Just got word that Marc Levoy, who previously led Computational Photography at Google has just joined @Adobe as a VP and fellow to work on CP initiatives, as well as a “Universal Adobe Camera App” 👀
He’ll be working on the Photoshop Camera, research and sensei teams
— David ImeI (@DurvidImel) July 20, 2020
Now, as per a report by The Verge, Adobe appears to be working on a vaguely defined camera app that could work across platforms for virtually any smartphone. The company stated in an email that Levoy’s work will be “centered on the concept of a universal camera app.”
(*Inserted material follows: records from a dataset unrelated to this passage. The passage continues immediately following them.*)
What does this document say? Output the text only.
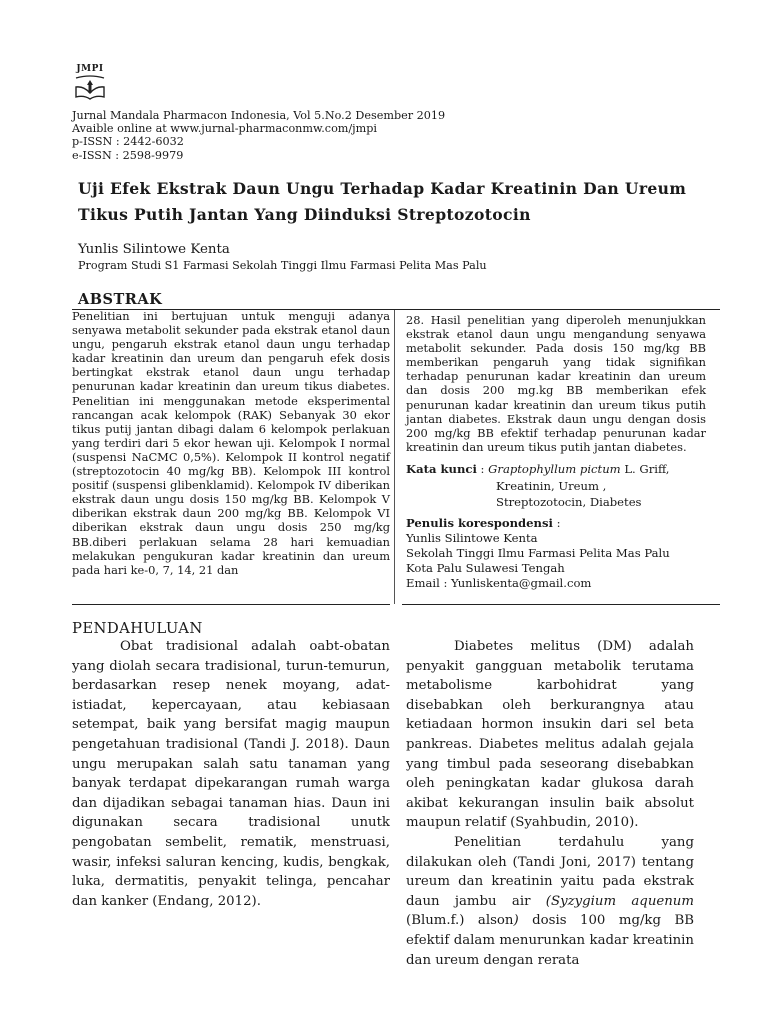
JMPI
Jurnal Mandala Pharmacon Indonesia, Vol 5.No.2 Desember 2019
Avaible online at www.jurnal-pharmaconmw.com/jmpi
p-ISSN : 2442-6032
e-ISSN : 2598-9979
Uji Efek Ekstrak Daun Ungu Terhadap Kadar Kreatinin Dan Ureum
Tikus Putih Jantan Yang Diinduksi Streptozotocin
Yunlis Silintowe Kenta
Program Studi S1 Farmasi Sekolah Tinggi Ilmu Farmasi Pelita Mas Palu
ABSTRAK
Penelitian ini bertujuan untuk menguji adanya senyawa metabolit sekunder pada ekstrak etanol daun ungu, pengaruh ekstrak etanol daun ungu terhadap kadar kreatinin dan ureum dan pengaruh efek dosis bertingkat ekstrak etanol daun ungu terhadap penurunan kadar kreatinin dan ureum tikus diabetes. Penelitian ini menggunakan metode eksperimental rancangan acak kelompok (RAK) Sebanyak 30 ekor tikus putij jantan dibagi dalam 6 kelompok perlakuan yang terdiri dari 5 ekor hewan uji. Kelompok I normal (suspensi NaCMC 0,5%). Kelompok II kontrol negatif (streptozotocin 40 mg/kg BB). Kelompok III kontrol positif (suspensi glibenklamid). Kelompok IV diberikan ekstrak daun ungu dosis 150 mg/kg BB. Kelompok V diberikan ekstrak daun 200 mg/kg BB. Kelompok VI diberikan ekstrak daun ungu dosis 250 mg/kg BB.diberi perlakuan selama 28 hari kemuadian melakukan pengukuran kadar kreatinin dan ureum pada hari ke-0, 7, 14, 21 dan
28. Hasil penelitian yang diperoleh menunjukkan ekstrak etanol daun ungu mengandung senyawa metabolit sekunder. Pada dosis 150 mg/kg BB memberikan pengaruh yang tidak signifikan terhadap penurunan kadar kreatinin dan ureum dan dosis 200 mg.kg BB memberikan efek penurunan kadar kreatinin dan ureum tikus putih jantan diabetes. Ekstrak daun ungu dengan dosis 200 mg/kg BB efektif terhadap penurunan kadar kreatinin dan ureum tikus putih jantan diabetes.
Kata kunci : Graptophyllum pictum L. Griff,
Kreatinin, Ureum ,
Streptozotocin, Diabetes
Penulis korespondensi :
Yunlis Silintowe Kenta
Sekolah Tinggi Ilmu Farmasi Pelita Mas Palu
Kota Palu Sulawesi Tengah
Email : Yunliskenta@gmail.com
PENDAHULUAN

Obat tradisional adalah oabt-obatan yang diolah secara tradisional, turun-temurun, berdasarkan resep nenek moyang, adat-istiadat, kepercayaan, atau kebiasaan setempat, baik yang bersifat magig maupun pengetahuan tradisional (Tandi J. 2018). Daun ungu merupakan salah satu tanaman yang banyak terdapat dipekarangan rumah warga dan dijadikan sebagai tanaman hias. Daun ini digunakan secara tradisional unutk pengobatan sembelit, rematik, menstruasi, wasir, infeksi saluran kencing, kudis, bengkak, luka, dermatitis, penyakit telinga, pencahar dan kanker (Endang, 2012).

Diabetes melitus (DM) adalah penyakit gangguan metabolik terutama metabolisme karbohidrat yang disebabkan oleh berkurangnya atau ketiadaan hormon insukin dari sel beta pankreas. Diabetes melitus adalah gejala yang timbul pada seseorang disebabkan oleh peningkatan kadar glukosa darah akibat kekurangan insulin baik absolut maupun relatif (Syahbudin, 2010).

Penelitian terdahulu yang dilakukan oleh (Tandi Joni, 2017) tentang ureum dan kreatinin yaitu pada ekstrak daun jambu air (Syzygium aquenum (Blum.f.) alson) dosis 100 mg/kg BB efektif dalam menurunkan kadar kreatinin dan ureum dengan rerata
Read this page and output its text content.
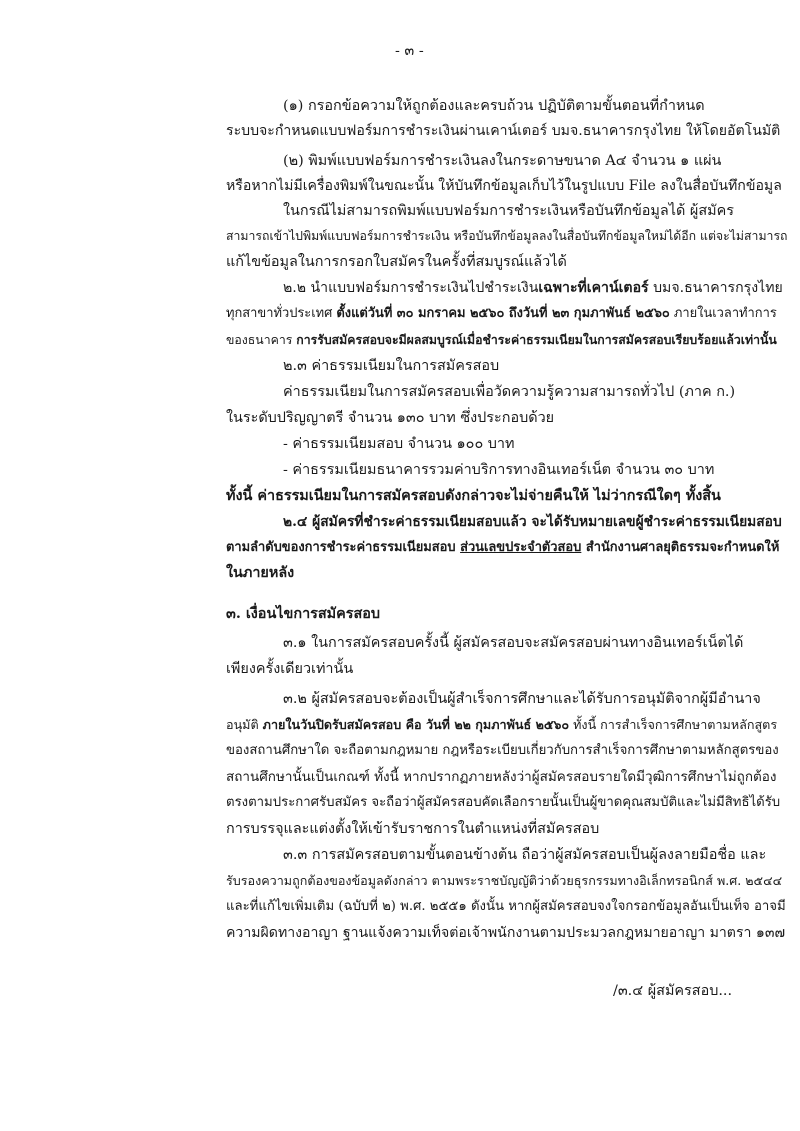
- ๓ -
(๑) กรอกข้อความให้ถูกต้องและครบถ้วน ปฏิบัติตามขั้นตอนที่กำหนด
ระบบจะกำหนดแบบฟอร์มการชำระเงินผ่านเคาน์เตอร์ บมจ.ธนาคารกรุงไทย ให้โดยอัตโนมัติ
(๒) พิมพ์แบบฟอร์มการชำระเงินลงในกระดาษขนาด A๔ จำนวน ๑ แผ่น
หรือหากไม่มีเครื่องพิมพ์ในขณะนั้น ให้บันทึกข้อมูลเก็บไว้ในรูปแบบ File ลงในสื่อบันทึกข้อมูล
ในกรณีไม่สามารถพิมพ์แบบฟอร์มการชำระเงินหรือบันทึกข้อมูลได้ ผู้สมัคร
สามารถเข้าไปพิมพ์แบบฟอร์มการชำระเงิน หรือบันทึกข้อมูลลงในสื่อบันทึกข้อมูลใหม่ได้อีก แต่จะไม่สามารถ
แก้ไขข้อมูลในการกรอกใบสมัครในครั้งที่สมบูรณ์แล้วได้
๒.๒ นำแบบฟอร์มการชำระเงินไปชำระเงินเฉพาะที่เคาน์เตอร์ บมจ.ธนาคารกรุงไทย
ทุกสาขาทั่วประเทศ ตั้งแต่วันที่ ๓๐ มกราคม ๒๕๖๐ ถึงวันที่ ๒๓ กุมภาพันธ์ ๒๕๖๐ ภายในเวลาทำการ
ของธนาคาร การรับสมัครสอบจะมีผลสมบูรณ์เมื่อชำระค่าธรรมเนียมในการสมัครสอบเรียบร้อยแล้วเท่านั้น
๒.๓ ค่าธรรมเนียมในการสมัครสอบ
ค่าธรรมเนียมในการสมัครสอบเพื่อวัดความรู้ความสามารถทั่วไป (ภาค ก.)
ในระดับปริญญาตรี จำนวน ๑๓๐ บาท ซึ่งประกอบด้วย
- ค่าธรรมเนียมสอบ จำนวน ๑๐๐ บาท
- ค่าธรรมเนียมธนาคารรวมค่าบริการทางอินเทอร์เน็ต จำนวน ๓๐ บาท
ทั้งนี้ ค่าธรรมเนียมในการสมัครสอบดังกล่าวจะไม่จ่ายคืนให้ ไม่ว่ากรณีใดๆ ทั้งสิ้น
๒.๔ ผู้สมัครที่ชำระค่าธรรมเนียมสอบแล้ว จะได้รับหมายเลขผู้ชำระค่าธรรมเนียมสอบ
ตามลำดับของการชำระค่าธรรมเนียมสอบ ส่วนเลขประจำตัวสอบ สำนักงานศาลยุติธรรมจะกำหนดให้
ในภายหลัง
๓. เงื่อนไขการสมัครสอบ
๓.๑ ในการสมัครสอบครั้งนี้ ผู้สมัครสอบจะสมัครสอบผ่านทางอินเทอร์เน็ตได้
เพียงครั้งเดียวเท่านั้น
๓.๒ ผู้สมัครสอบจะต้องเป็นผู้สำเร็จการศึกษาและได้รับการอนุมัติจากผู้มีอำนาจ
อนุมัติ ภายในวันปิดรับสมัครสอบ คือ วันที่ ๒๒ กุมภาพันธ์ ๒๕๖๐ ทั้งนี้ การสำเร็จการศึกษาตามหลักสูตร
ของสถานศึกษาใด จะถือตามกฎหมาย กฎหรือระเบียบเกี่ยวกับการสำเร็จการศึกษาตามหลักสูตรของ
สถานศึกษานั้นเป็นเกณฑ์ ทั้งนี้ หากปรากฏภายหลังว่าผู้สมัครสอบรายใดมีวุฒิการศึกษาไม่ถูกต้อง
ตรงตามประกาศรับสมัคร จะถือว่าผู้สมัครสอบคัดเลือกรายนั้นเป็นผู้ขาดคุณสมบัติและไม่มีสิทธิได้รับ
การบรรจุและแต่งตั้งให้เข้ารับราชการในตำแหน่งที่สมัครสอบ
๓.๓ การสมัครสอบตามขั้นตอนข้างต้น ถือว่าผู้สมัครสอบเป็นผู้ลงลายมือชื่อ และ
รับรองความถูกต้องของข้อมูลดังกล่าว ตามพระราชบัญญัติว่าด้วยธุรกรรมทางอิเล็กทรอนิกส์ พ.ศ. ๒๕๔๔
และที่แก้ไขเพิ่มเติม (ฉบับที่ ๒) พ.ศ. ๒๕๕๑ ดังนั้น หากผู้สมัครสอบจงใจกรอกข้อมูลอันเป็นเท็จ อาจมี
ความผิดทางอาญา ฐานแจ้งความเท็จต่อเจ้าพนักงานตามประมวลกฎหมายอาญา มาตรา ๑๓๗
/๓.๔ ผู้สมัครสอบ...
The report also notes that such a concept is indefinite at the moment, and could mean either a platform like ones used by Facebook or Snapchat, or app that would be functional for both smartphones and professional-level digital cameras.
Adobe already does provide a camera app in its Lightroom and Photoshop Camera products, so it’s possible that will be basis for Levoy’s future work.
Before coming over to Adobe, Levoy spent six years at Google, heading up a team that developed the computational photography technology behind the cameras inside Google’s Pixel smartphones. His work enabled Pixels to take high-quality photos without as much hardware as competitors like Apple’s iPhone.
Levoy also worked on the camera of the Google Glass Explorer Edition and launched a research project at Stanford that eventually led to Google Streetview.
It’s unclear why Levoy left Google, but the latest Pixel 4 was underwhelming, with reports suggesting that the search giant sold only two million units after six months of sales. A more affordable “4a” version is still expected sometime this year though Levoy’s level of involvement in the camera department for the product is something we don’t quite know.